Clothespin Factory
Ruined By Flames

Dateline: 25 May 1936
Moravia, New York, USA



As most of you reading this already know, I started an American-made clothespin business last year. I call it Classic American clothespins. Some of you have bought them. And I thank you.

I’ll have more to say about my clothespin business in an upcoming blog post. For now, I’d like to tell you about the article pictured above. It was sent to me by my high school friend Roger Phillips (Moravia high school, class of ’76).

Roger is president of the local historical society. If you go to This Wall Street Journal Link and click on the little movie clip, you can see Roger talking about Millard Fillmore. Millard was 13th president of this United States and grew up here. I’m pretty sure his wife was a Moravia girl.

Anyway, Roger found out I was making clothespins and he recalled that there was a local clothespin maker around here many years ago. He did some research and found the newspaper clipping above. 

The business was in Dresserville, which is a little rural crossroads town a few out of Moravia, and a few miles down the road from where I live. Roger checked a 1936 map and pinpointed the Robinson property (just about half way between Fillmore and Brockway Roads, on the west side of Lake Como Road.)

Not much is known about the local business, except, as the 1936 newspaper article states, it burned down. But Roger knows all the old timers around here. He asked a woman from that area about the clothespin company. She remembers walking by the place on her way to school (a rural one-room school house, of course) but she doesn’t remember the fire. She would have been 9 years old at the time, and she says that the clothespins were the peg kind (mine have springs).

I find it amazing that there was once a small-scale clothespin company right down the road from me. Were rural people more enterprising 78 years ago? Yes, I’m pretty sure they were. I think everybody was. It is easier to be more enterprising when there are practically no government regulations to speak of. And hiring some locals to help out probably didn’t require much (if any) paperwork. Besides that, I don’t think the government paid people who didn’t work (like they now do) so more people were motivated to work and create their own opportunities. I wish I could go back and see that old clothespin-making operation

Here’s the text of the article....


Clothespin Factory 
Ruined By Flames

The clothespin factory and woodworking shop owned by Merle Robinson in Dresserville, seven miles east of Moravia, was destroyed Monday afternoon by a fire of undetermined origin, causing a loss of $7,000. The building was protected with only $200 insurance, according to Mr. Robinson.

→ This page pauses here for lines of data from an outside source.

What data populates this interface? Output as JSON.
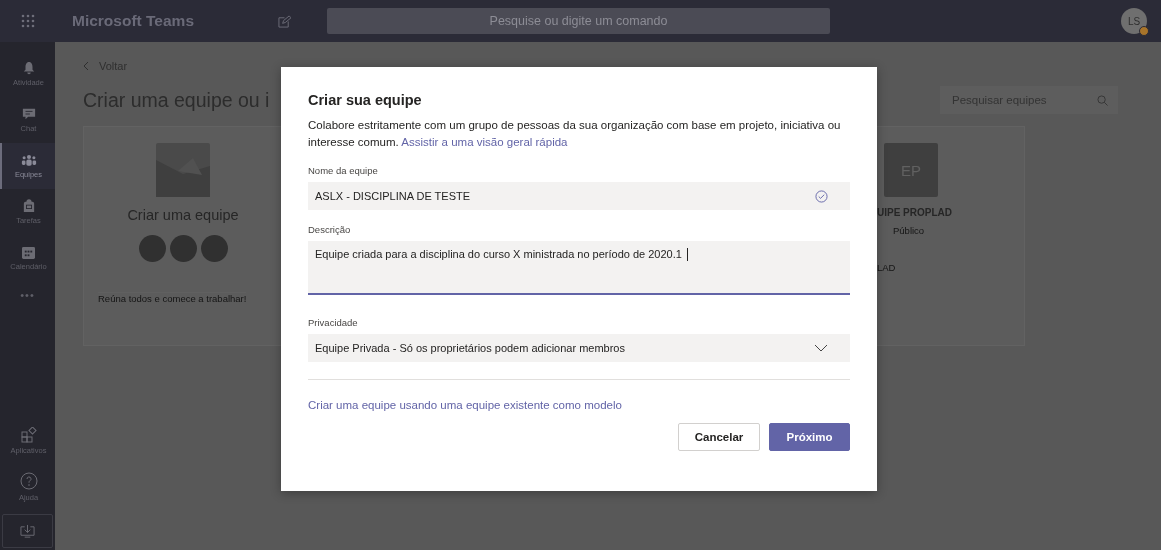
{
  "top_bar": {
    "app_name": "Microsoft Teams",
    "search": {
      "placeholder": "Pesquise ou digite um comando"
    },
    "avatar": {
      "initials": "LS"
    }
  },
  "sidebar": {
    "items": [
      {
        "label": "Atividade",
        "selected": false
      },
      {
        "label": "Chat",
        "selected": false
      },
      {
        "label": "Equipes",
        "selected": true
      },
      {
        "label": "Tarefas",
        "selected": false
      },
      {
        "label": "Calendário",
        "selected": false
      }
    ],
    "more": "•••",
    "bottom_items": [
      {
        "label": "Aplicativos"
      },
      {
        "label": "Ajuda"
      }
    ]
  },
  "page": {
    "back": "Voltar",
    "title": "Criar uma equipe ou i",
    "search": {
      "placeholder": "Pesquisar equipes"
    },
    "cards": [
      {
        "kind": "create",
        "title": "Criar uma equipe",
        "footer": "Reúna todos e comece a trabalhar!"
      },
      {
        "kind": "team",
        "initials": "EP",
        "title": "UIPE PROPLAD",
        "subtitle": "Público",
        "footer": "LAD"
      }
    ]
  },
  "dialog": {
    "title": "Criar sua equipe",
    "description": "Colabore estritamente com um grupo de pessoas da sua organização com base em projeto, iniciativa ou interesse comum.",
    "description_link": "Assistir a uma visão geral rápida",
    "name_label": "Nome da equipe",
    "name_value": "ASLX - DISCIPLINA DE TESTE",
    "name_valid": true,
    "description_label": "Descrição",
    "description_value": "Equipe criada para a disciplina do curso X ministrada no período de 2020.1",
    "privacy_label": "Privacidade",
    "privacy_value": "Equipe Privada - Só os proprietários podem adicionar membros",
    "template_link": "Criar uma equipe usando uma equipe existente como modelo",
    "buttons": [
      {
        "label": "Cancelar",
        "kind": "secondary"
      },
      {
        "label": "Próximo",
        "kind": "primary"
      }
    ]
  }
}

Six men were working in the building and they declared that everything in the shop was all right when they left for lunch at noon. The fire broke out shortly before 1 o’clock, before the men had returned to work. A telephone call brought a motor pumper from Moravia Fire Department but the flames had spread rapidly and nothing could be done to save the building.

Pumping water from a nearby creek, the Moravia Firemen assisted by neighbors saved the homes of Mr. Robinson and William Rhodes, north and south of the plant, from being added to the loss. Both houses were threatened time and again by flying sparks. The firemen worked under the direction of Brand Flowers, chief of the Moravia Fire Department.

The shop was equipped with machinery for the manufacture of clothespins, and also with complete woodworking machinery. Mr. Robinson had been engaged in the woodworking business in that locality for the last seven years, and for the last year in the manufacture of clothespins.



1 comment:

Rozy Lass said...

What a great find! You're right about government regulation stifling entrepreneurs. It's very discouraging to start a business these days. Thanks for sharing.